NetSupport
NetSupport is a malware family active in the Remote Access Trojan (RAT) category and widely observed around the world. This sample has been identified as a RAT (Remote Access Trojan) that gives attackers full remote control over compromised systems. It has comprehensive surveillance capabilities such as keylogging, screenshot taking, file management and shell access.
History
NetSupport Manager adli uzaktan erisim aracindan truva ati varyantiyla yayilan NetSupport RAT, meşru yazilim gorüntüsüyle korunuyor.
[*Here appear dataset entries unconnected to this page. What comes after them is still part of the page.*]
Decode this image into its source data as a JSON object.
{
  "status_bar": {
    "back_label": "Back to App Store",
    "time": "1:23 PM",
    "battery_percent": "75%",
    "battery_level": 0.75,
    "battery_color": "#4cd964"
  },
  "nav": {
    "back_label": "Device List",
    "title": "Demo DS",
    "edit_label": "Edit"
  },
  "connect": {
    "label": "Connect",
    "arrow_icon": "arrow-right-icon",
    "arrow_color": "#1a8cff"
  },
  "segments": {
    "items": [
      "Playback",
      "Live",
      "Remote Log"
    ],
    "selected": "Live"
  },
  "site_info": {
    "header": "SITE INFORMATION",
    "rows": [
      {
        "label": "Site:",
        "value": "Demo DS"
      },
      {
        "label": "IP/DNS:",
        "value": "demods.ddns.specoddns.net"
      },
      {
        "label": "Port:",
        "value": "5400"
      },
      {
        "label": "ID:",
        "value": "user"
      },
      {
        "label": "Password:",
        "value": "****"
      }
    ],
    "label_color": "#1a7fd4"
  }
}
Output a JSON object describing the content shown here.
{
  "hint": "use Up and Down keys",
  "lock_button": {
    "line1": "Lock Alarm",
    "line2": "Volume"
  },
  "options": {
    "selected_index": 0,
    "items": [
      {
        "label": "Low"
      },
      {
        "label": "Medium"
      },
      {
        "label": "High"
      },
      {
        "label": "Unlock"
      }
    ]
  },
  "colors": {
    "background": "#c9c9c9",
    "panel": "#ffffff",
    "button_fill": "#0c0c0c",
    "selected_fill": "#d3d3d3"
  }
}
Sahte tarayici guncellemeleri (ClearFake/SocGholish) yoluyla yapilmakta olan yayilimda, kullanicilarin gercek bir guncelleme oldugunu sanarak kurduklari bu RAT ile uzaktan yonetim saglanmaktadir.
Technical Details
RAT ailesi: TCP C2 protokolu, kalicilik mekanizmasi (Registry/Task Scheduler), keylogger, ekran goruntüsü, uzak kabuk, dosya yoneticisi, process manager, anti-analiz kontrolleri
Threat Profile
Type
RAT
Programming LanguageC++
C2 ProtocolTCP
First Seen2020
Targets
Windows
Purpose / Capabilities
- Remote Access
- Keylogger
- Screenshot
- File Management
No C2 servers have been identified for this family yet.